Facebook CEO Mark Zuckerberg announced the decision to block Trump from Facebook and Instagram on Jan. 7, one day after a group of Trump supporters stormed the US Capitol in a bloody and deadly riot. 

“The shocking events of the last 24 hours clearly demonstrate that President Donald Trump intends to use his remaining time in office to undermine the peaceful and lawful transition of power to his elected successor, Joe Biden,” Zuckerberg wrote in the announcement. 

In the same week, Twitter announced the decision to permanently ban Trump from its platform. 

Later in January, Facebook defended its blocking of the former president, and said it was referring the call on whether to make the ban permanent to the company’s independent Oversight Board, which is made up of 20 “members from a variety of cultural and professional backgrounds,” according to its website. 

“The board was established last year to make the final call on some of the most difficult content decisions Facebook makes,” Nick Clegg, Facebook’s vice president of global affairs and communications, wrote in January. “It is an independent body and its decisions are binding — they can’t be overruled by CEO Mark Zuckerberg or anyone else at Facebook.”
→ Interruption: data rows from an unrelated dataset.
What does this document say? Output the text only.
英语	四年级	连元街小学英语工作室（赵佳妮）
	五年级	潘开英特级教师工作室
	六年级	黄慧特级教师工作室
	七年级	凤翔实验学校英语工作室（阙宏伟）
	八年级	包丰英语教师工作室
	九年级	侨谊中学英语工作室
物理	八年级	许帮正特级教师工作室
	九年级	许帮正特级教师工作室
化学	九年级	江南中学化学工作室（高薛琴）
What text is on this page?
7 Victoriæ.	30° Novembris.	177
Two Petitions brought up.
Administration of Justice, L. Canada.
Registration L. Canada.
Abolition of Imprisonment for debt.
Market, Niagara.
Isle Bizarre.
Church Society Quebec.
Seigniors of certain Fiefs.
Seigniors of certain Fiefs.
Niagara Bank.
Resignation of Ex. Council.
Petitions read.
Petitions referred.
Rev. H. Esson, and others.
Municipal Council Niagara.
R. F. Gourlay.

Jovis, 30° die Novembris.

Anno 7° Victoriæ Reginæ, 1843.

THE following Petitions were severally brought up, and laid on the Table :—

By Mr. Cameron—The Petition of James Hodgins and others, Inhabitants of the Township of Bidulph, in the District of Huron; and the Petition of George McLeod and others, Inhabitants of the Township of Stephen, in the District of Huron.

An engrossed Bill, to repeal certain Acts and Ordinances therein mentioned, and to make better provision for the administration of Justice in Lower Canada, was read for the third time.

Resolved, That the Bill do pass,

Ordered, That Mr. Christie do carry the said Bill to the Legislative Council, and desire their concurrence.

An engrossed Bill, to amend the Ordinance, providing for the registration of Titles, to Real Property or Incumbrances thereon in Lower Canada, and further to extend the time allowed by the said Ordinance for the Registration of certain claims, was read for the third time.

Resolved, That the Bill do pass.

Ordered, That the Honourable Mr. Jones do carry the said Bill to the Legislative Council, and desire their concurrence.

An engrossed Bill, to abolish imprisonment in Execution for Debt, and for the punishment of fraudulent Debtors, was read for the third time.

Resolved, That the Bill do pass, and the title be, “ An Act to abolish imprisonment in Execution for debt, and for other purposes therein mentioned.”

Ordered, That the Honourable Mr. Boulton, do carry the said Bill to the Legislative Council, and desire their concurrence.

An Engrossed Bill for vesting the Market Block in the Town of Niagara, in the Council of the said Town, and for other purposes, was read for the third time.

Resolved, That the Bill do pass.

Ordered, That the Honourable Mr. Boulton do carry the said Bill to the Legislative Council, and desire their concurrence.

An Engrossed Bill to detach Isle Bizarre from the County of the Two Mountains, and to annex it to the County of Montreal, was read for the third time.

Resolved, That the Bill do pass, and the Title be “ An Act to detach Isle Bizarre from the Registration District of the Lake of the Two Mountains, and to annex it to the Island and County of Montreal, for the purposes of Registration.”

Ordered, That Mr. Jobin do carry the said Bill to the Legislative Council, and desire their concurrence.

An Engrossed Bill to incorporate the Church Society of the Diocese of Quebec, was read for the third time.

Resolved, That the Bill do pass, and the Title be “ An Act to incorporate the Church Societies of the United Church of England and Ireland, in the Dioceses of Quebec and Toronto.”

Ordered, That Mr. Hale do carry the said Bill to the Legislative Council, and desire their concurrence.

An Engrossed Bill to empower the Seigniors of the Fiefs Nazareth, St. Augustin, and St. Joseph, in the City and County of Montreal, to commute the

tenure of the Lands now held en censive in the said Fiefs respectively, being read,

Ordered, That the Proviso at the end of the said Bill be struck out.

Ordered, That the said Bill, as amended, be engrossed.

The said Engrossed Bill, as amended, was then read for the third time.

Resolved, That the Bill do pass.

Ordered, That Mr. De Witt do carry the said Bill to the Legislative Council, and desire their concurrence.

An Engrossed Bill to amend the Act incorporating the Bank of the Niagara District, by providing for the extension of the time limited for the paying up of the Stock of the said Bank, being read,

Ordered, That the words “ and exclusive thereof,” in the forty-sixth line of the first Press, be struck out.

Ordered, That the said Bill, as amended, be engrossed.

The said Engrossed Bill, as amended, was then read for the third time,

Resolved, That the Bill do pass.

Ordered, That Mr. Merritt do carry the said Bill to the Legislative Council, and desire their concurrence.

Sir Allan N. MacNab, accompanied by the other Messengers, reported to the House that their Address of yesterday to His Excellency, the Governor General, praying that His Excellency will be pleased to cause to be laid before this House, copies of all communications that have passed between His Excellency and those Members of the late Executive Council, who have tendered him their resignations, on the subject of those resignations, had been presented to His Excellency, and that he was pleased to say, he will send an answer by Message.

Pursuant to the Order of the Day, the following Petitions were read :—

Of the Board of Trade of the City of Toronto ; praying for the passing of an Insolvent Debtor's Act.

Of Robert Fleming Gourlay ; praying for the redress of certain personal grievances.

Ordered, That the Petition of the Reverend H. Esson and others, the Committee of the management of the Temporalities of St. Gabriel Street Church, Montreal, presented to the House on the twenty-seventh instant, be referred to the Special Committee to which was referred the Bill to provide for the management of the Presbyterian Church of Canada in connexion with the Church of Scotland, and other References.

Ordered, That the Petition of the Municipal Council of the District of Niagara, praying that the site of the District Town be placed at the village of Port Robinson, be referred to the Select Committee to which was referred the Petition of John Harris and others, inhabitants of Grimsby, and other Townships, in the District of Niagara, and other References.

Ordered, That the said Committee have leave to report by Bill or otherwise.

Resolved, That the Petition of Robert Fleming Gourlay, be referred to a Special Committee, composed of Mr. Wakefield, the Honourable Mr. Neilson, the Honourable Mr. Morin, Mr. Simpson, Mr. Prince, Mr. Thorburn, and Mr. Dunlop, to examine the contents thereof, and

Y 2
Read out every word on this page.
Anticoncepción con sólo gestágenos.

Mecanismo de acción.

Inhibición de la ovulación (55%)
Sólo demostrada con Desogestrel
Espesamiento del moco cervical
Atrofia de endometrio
Clegg acknowledged that the social media titan’s decision to silence a world leader was controversial and called for greater deliberation. 

“Whether you believe the decision was justified or not, many people are understandably uncomfortable with the idea that tech companies have the power to ban elected leaders. Many argue private companies like Facebook shouldn’t be making these big decisions on their own,” he wrote. “We agree.”

As of Monday, Trump remains blocked from Facebook, Instagram and Twitter. Wednesday’s ruling could reinstate his accounts on Facebook and Instagram.

In April, the board said it had extended the public comment period on the Trump case. It added that it had received over 9,000 comments, more than any other case.